What's the Big Deal?
For eligible users, Coinbase offers access to up to $1 million in USDC credit lines, with limits tied to posted collateral and loan-to-value requirements. This means that customers can borrow the funds they need without having to liquidate their cbETH holdings or compromise on their staking rewards. The service is currently available in the United States (excluding New York) and the United Kingdom.
How Does it Work?
The process is straightforward: borrowers request USDC credit lines inside Coinbase, and once approved, the funds are credited immediately to their account. Meanwhile, the pledged cbETH is transferred onchain to a third-party protocol, Morpho, which facilitates overcollateralized borrowing through smart contracts.
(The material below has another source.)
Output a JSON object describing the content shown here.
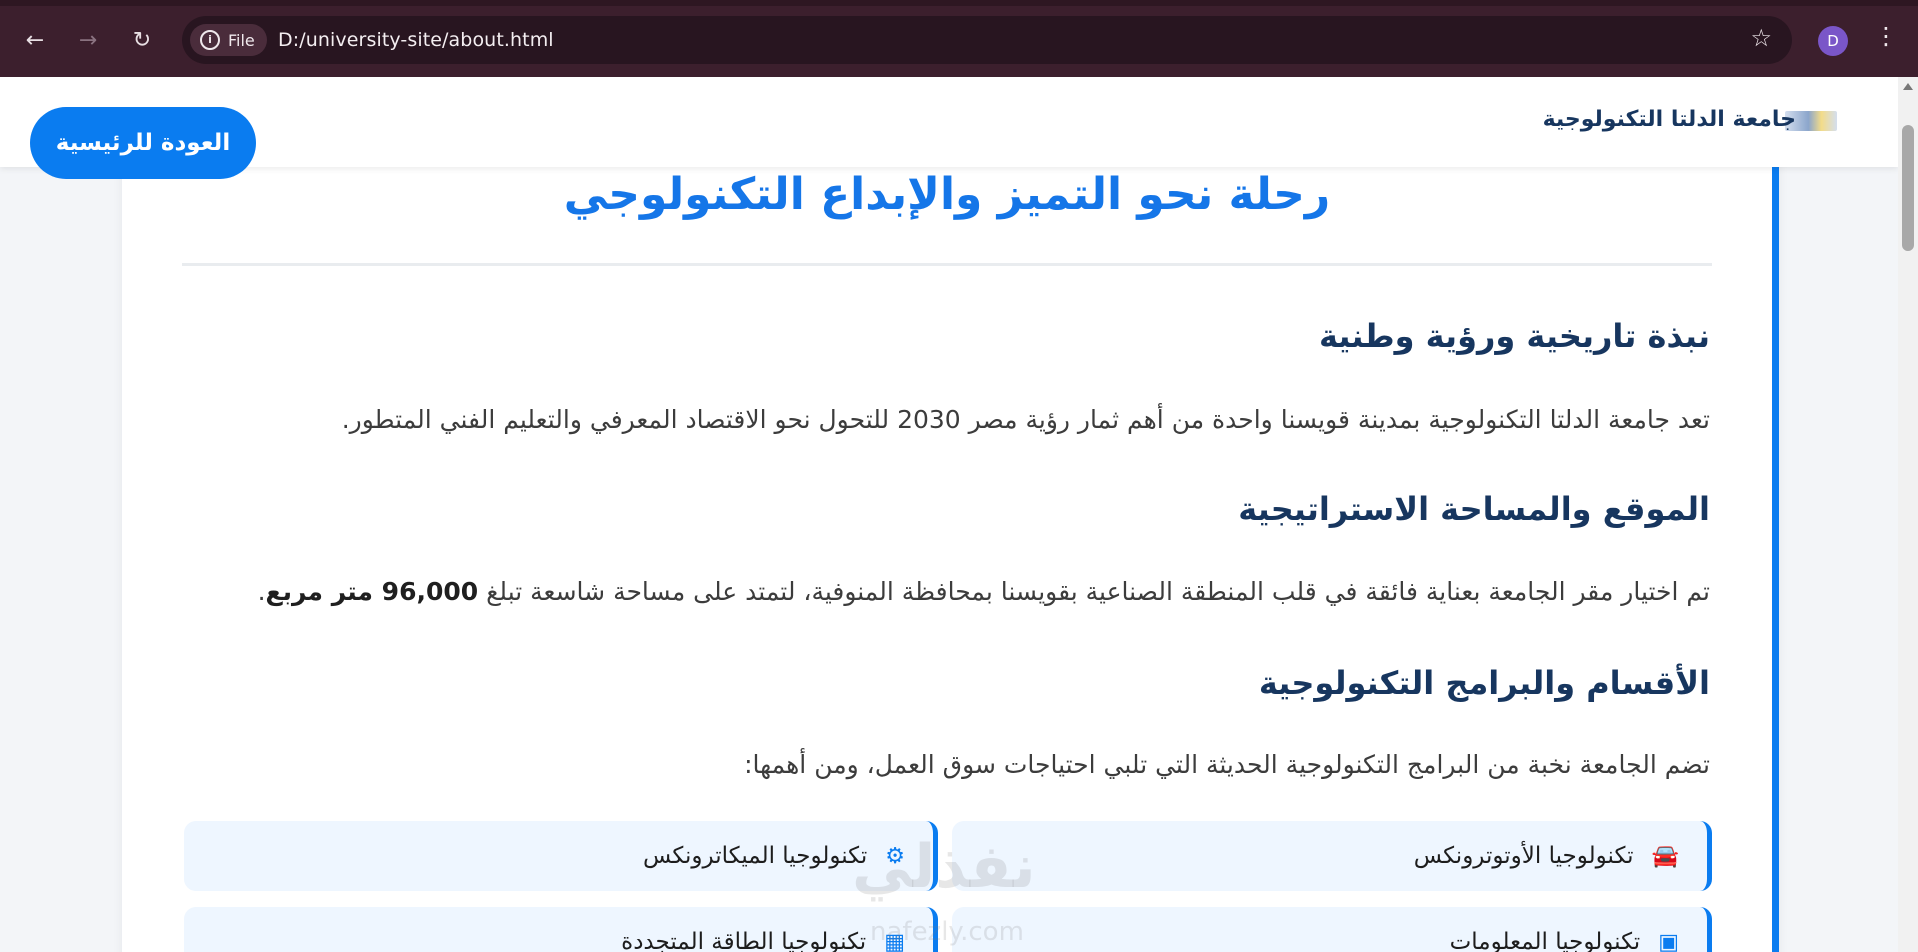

The loans carry variable interest rates, ensuring that customers can access the liquidity they need while still earning returns from their staked ether.
What's the Catch?
To avoid automatic liquidation and penalties, borrowers must keep their loan-to-value ratio below 86%. This threshold could tighten quickly if Ether experiences extreme volatility compared to fiat markets. By accepting cbETH as collateral, Coinbase has extended the utility of staked ether beyond passive yield generation into a liquidity tool.
The Bigger Picture
Coinbase's move comes at a time when the company is facing rising regulatory friction in Washington over stablecoin yields and the delayed Clarity Act. The delay is attributed to concerns about market-structure rules enabling regulatory capture that blocks competition. Despite this, Coinbase remains committed to innovation, with stablecoins accounting for nearly 20% of revenue ($355 million) in Q3 2026.